# Visa Electron Card



## divadsnilloc (13 Oct 2008)

Does any Irish financial institution issue such cards as above?


----------



## Bubbly Scot (14 Oct 2008)

No ROI institutes do as far as I'm aware. You can get a Laser card though which is a similar thing (takes the money directly from your bank account) but the banks are somewhat slow to issue them to new residents. Also, it's less "sub prime" than the electron, just about everyone uses them.


----------



## McSim (14 Oct 2008)

I believe Halifax does them, [broken link removed], Visa debit = Visa Electron to best of my knowledge.


----------



## NorfBank (14 Oct 2008)

Visa Debit is not Visa Electron unfortunately.
The only Visa Electron in Ireland is the MBNA gift card 



I'd like to know if anyone has been successful using it to book Ryanair flights as I guess the OP is trying to avoid the Ryanair CC charges?


----------



## vector (17 Oct 2008)

FYI are you sure you want one?

An italian customer recently tried to use a Visa debit or electron to order products from my business over the phone. 
I entered the number and my terminal said "Manual entry not allowed". When he arrived in person it worked with when it was physically inserted into the terminal.

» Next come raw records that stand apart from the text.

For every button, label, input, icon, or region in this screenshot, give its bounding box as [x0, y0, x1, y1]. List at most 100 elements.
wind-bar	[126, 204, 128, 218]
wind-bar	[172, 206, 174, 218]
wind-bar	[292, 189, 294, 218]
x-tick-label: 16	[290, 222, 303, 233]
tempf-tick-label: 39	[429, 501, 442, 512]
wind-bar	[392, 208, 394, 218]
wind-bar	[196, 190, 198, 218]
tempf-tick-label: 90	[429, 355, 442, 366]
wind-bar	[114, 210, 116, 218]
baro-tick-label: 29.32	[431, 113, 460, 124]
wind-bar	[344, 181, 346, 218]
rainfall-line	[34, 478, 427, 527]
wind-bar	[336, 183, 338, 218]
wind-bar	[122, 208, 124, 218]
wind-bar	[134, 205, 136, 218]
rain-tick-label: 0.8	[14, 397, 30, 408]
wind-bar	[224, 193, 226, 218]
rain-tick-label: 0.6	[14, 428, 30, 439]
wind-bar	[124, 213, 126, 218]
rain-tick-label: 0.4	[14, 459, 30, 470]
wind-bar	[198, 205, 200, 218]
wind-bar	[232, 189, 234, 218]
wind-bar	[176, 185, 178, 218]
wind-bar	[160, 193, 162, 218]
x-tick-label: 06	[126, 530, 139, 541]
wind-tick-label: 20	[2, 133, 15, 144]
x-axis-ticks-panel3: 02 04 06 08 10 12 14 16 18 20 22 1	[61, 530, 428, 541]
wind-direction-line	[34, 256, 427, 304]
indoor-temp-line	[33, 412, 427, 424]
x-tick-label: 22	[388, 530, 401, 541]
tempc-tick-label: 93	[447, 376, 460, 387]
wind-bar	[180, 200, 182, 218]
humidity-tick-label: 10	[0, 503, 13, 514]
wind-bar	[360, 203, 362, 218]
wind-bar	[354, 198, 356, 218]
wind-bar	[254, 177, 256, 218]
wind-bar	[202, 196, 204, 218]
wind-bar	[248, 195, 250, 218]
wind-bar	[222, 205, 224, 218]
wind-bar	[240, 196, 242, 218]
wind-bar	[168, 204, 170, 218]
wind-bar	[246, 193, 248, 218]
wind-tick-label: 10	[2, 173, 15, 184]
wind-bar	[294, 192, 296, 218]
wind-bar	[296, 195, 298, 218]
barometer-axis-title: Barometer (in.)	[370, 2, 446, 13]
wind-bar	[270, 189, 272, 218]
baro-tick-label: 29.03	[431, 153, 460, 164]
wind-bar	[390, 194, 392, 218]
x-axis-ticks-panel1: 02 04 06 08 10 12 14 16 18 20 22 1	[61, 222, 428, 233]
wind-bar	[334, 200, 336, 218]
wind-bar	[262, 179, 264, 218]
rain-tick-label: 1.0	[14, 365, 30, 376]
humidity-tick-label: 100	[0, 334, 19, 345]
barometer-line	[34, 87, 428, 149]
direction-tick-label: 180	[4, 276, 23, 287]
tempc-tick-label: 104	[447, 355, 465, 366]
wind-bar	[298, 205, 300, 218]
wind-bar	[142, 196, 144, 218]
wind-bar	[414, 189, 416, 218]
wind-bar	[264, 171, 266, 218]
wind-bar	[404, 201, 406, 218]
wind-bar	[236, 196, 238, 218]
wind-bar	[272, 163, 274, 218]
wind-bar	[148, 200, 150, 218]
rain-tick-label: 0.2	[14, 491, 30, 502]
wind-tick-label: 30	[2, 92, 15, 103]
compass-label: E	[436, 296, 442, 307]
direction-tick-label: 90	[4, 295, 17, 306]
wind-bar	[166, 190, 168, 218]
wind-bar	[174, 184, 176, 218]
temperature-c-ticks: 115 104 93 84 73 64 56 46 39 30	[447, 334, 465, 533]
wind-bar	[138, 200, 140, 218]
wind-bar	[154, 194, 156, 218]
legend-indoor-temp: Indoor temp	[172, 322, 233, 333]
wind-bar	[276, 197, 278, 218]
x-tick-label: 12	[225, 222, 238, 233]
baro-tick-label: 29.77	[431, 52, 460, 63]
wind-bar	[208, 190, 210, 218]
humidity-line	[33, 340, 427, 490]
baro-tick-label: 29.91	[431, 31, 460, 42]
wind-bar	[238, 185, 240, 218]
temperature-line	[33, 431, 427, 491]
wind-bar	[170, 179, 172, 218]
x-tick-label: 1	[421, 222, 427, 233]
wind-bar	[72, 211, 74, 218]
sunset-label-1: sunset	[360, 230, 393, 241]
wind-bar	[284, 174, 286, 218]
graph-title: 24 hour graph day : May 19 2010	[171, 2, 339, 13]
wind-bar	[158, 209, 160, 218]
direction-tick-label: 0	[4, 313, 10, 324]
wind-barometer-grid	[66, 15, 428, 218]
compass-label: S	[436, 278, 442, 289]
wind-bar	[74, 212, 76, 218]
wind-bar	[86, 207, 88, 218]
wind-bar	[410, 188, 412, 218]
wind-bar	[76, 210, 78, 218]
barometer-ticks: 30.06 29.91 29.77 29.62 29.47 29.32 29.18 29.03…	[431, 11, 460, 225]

So if you did manage to get an Irish card would it be worth it?


----------



## z101 (20 Oct 2008)

MBNA do them. You can only put credit on them once to a limit of 350 Euro. They are designed as a gift card which is what MBNA call it.


----------



## cfarrell (21 Oct 2008)

The MBNA Gift Card works fine for RyanAir.

Unfortunately they have recently ceased to issue them.


----------